In fact it looks positively dull if you take it outside, even on max brightness. For perspective, we measured a peak brightness level of 147 nits on the 2DS XL, compared to 368 nits on Switch. It makes a big difference, but as long as you’re not out in blazing sunlight, there’s still plenty of contrast and punch to the screen in most gaming conditions. Our review unit seems to have a TN panel, but besides restrictive viewing angles, it’s still a very strong-looking display.
Thankfully, there are no perceptible cutbacks to battery life, either. The official line from Nintendo is that the New 2DS XL gets a similar play-time to regular 3DS models; a range of three to five and half hours. We ramped up the brightness level to the maximum, left WiFi enabled and set volume to 75 per cent. Booting up Mario Kart 7, we clocked in three hours and 50 minutes of continuous play of the game before the power cut out. It’s maybe a shame that stripping the extras from a 3DS doesn’t qualify us for more battery life. As a stress-test though, the turnout is on par, or very slightly higher than the other models.
Nintendo’s come a long way in refining its 3DS across the last six years. The fact is that there’s now several ways to tap into its large games catalogue, and the New 2DS XL stands as one of the best options. Price is a factor of course, and ideally we’d always want everything in one package, with no compromise – but if you’ve got zero interest in ever using stereoscopic 3D, the argument for checking out the 2DS XL is much easier. There are even some unique advantages going this route. If you can get on with its design, you have all the functionality of a more expensive handheld, but in a noticeably lighter profile. Everything is thankfully included in the box too, from the charger to the 4GB SD card, so there’s no skimping there, as we’ve seen in past.

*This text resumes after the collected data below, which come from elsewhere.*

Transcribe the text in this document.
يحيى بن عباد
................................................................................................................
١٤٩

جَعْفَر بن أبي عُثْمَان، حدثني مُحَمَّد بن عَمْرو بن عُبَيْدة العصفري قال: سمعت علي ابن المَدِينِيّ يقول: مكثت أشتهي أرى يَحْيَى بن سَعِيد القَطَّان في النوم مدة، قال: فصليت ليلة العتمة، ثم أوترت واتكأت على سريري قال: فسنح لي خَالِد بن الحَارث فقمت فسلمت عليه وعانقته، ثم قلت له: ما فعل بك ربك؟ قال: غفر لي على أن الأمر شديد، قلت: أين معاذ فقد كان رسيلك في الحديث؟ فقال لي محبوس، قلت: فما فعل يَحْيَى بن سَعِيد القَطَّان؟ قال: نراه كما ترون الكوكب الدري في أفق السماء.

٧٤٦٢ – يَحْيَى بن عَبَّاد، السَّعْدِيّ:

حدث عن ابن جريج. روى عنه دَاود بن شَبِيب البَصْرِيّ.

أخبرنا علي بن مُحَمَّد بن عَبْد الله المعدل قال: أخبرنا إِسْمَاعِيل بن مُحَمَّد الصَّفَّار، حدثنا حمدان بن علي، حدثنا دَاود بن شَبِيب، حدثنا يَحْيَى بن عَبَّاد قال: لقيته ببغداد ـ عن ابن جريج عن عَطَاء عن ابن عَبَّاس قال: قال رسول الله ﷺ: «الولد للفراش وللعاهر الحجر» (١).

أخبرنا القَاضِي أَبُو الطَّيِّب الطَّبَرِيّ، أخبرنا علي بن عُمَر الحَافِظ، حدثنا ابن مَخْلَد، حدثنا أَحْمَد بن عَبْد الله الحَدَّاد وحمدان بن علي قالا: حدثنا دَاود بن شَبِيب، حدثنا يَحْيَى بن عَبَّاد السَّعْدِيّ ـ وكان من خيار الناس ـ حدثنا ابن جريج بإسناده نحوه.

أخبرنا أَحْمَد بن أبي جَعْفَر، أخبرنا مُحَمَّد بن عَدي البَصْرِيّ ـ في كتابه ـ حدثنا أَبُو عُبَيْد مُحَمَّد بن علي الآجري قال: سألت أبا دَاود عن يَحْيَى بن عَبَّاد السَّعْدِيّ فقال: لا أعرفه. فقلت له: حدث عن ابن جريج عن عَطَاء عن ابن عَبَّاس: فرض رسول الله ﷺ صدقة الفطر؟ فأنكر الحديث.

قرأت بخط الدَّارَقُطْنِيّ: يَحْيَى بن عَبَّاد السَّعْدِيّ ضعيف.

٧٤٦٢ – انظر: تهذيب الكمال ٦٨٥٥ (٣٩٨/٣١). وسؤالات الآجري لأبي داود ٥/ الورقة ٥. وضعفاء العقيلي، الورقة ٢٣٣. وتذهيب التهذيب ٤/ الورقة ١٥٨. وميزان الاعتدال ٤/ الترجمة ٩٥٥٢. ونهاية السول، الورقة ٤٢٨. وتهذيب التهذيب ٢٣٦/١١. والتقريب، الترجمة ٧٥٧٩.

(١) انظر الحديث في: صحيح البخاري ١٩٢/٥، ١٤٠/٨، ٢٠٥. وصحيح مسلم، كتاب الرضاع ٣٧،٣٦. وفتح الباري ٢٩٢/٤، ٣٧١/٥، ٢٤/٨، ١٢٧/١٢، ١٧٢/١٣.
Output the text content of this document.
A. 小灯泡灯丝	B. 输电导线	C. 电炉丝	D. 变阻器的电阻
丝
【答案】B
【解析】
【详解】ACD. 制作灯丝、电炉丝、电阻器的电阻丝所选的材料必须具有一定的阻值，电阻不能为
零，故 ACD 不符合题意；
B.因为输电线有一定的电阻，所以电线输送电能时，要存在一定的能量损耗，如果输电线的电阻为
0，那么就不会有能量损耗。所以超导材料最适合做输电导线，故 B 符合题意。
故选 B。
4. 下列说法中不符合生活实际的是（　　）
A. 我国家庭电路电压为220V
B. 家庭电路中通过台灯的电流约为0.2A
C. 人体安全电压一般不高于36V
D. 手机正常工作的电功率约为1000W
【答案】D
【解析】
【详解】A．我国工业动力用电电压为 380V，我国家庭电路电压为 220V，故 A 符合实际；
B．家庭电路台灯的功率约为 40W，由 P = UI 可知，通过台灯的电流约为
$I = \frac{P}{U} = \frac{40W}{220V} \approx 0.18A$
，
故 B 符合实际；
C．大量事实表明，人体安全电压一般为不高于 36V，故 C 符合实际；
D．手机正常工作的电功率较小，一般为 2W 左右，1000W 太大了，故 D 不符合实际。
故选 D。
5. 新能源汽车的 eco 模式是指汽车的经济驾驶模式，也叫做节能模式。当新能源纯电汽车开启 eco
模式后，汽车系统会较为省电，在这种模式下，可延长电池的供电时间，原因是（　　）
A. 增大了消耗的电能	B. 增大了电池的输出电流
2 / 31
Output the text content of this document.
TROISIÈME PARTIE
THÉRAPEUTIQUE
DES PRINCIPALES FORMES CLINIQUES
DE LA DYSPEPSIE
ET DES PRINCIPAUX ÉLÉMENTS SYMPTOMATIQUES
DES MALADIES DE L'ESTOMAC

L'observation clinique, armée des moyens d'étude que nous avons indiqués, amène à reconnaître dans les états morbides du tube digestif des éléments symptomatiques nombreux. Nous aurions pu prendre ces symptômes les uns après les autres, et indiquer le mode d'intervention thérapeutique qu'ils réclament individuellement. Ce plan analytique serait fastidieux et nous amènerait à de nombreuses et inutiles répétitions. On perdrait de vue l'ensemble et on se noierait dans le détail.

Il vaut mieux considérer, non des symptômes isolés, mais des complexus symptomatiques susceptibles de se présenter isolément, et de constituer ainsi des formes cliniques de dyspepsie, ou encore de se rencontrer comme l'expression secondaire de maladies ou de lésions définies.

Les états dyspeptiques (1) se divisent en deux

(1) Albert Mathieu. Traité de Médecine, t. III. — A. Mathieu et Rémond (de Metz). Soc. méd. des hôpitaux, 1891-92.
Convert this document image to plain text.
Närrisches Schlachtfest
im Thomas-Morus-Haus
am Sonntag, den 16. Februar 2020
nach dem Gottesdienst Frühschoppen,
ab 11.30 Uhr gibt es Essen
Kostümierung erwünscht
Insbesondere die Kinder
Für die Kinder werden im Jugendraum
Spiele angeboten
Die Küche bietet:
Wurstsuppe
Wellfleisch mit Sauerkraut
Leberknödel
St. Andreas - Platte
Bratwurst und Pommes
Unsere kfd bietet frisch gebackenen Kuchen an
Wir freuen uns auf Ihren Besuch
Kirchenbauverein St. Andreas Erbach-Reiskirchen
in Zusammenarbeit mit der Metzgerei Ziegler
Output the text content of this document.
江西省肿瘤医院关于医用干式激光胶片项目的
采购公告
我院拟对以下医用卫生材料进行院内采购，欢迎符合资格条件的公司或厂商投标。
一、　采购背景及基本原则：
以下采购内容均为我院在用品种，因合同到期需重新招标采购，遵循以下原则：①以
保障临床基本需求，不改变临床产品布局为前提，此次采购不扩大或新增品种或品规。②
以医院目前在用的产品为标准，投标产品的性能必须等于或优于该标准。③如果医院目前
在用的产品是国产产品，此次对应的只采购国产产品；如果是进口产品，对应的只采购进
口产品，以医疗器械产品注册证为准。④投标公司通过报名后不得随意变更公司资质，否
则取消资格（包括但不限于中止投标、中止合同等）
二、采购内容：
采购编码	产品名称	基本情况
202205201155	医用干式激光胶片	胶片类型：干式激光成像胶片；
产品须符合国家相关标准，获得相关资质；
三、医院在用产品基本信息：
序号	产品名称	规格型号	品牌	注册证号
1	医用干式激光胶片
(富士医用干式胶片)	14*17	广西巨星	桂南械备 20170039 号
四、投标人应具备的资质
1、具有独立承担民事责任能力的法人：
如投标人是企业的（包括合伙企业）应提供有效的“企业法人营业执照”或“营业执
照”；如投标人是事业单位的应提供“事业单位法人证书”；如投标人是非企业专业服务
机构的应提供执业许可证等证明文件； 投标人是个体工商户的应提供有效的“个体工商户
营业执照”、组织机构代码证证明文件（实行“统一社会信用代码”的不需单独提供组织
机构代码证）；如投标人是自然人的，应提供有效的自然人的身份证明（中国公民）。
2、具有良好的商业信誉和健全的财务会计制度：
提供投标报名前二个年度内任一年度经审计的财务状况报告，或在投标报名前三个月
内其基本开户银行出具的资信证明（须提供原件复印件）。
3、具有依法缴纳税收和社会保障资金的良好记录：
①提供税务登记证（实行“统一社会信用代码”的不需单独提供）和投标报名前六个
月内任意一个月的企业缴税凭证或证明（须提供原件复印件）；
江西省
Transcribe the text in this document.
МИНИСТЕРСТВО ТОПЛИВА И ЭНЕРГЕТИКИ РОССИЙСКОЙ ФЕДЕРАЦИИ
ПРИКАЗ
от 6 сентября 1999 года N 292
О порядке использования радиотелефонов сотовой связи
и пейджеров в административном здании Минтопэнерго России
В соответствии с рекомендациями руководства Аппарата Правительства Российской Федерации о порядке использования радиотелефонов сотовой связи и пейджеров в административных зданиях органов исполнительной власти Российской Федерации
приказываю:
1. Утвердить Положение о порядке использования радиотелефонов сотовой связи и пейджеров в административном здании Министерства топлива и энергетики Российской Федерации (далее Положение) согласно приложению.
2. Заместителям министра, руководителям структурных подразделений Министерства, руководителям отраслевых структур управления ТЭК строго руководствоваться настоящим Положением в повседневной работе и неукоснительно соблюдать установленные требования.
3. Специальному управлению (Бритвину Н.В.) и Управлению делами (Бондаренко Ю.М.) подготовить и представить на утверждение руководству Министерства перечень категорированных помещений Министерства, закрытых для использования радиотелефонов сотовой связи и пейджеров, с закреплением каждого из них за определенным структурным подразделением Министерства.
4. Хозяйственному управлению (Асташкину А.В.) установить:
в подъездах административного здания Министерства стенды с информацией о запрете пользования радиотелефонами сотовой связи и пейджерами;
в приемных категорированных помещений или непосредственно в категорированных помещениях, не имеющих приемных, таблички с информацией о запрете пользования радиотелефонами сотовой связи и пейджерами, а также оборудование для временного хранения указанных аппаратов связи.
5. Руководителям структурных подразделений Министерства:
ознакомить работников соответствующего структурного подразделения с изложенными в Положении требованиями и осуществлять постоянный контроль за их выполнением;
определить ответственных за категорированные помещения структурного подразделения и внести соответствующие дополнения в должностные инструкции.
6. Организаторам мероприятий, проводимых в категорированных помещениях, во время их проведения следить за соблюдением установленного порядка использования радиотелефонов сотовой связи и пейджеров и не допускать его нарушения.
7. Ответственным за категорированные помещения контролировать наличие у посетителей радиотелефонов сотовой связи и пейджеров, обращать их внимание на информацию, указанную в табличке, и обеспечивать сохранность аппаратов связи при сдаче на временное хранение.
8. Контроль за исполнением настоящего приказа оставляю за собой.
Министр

Overall then, Nintendo’s New 2DS XL offers a significant upgrade over the entry level 2DS in terms of build quality, processing power and form-factor – but with the bargain basement model available for just £75 these days, an extra £55 on top is a significantly higher level of investment. It sits as a midway point between 2DS and 3DS XL, in terms of both pricing and spec. From our perspective, we’d still opt for the New 3DS XL as the unit of choice – the front-facing speakers are preferable, and from time to time, it’s interesting to see how titles use its 3D features. But there’s no real deal-breaker for the New 2DS XL. As a way to complement the more expensive Switch, this is a respectable way to enjoy the 3DS’ massive library of excellent software.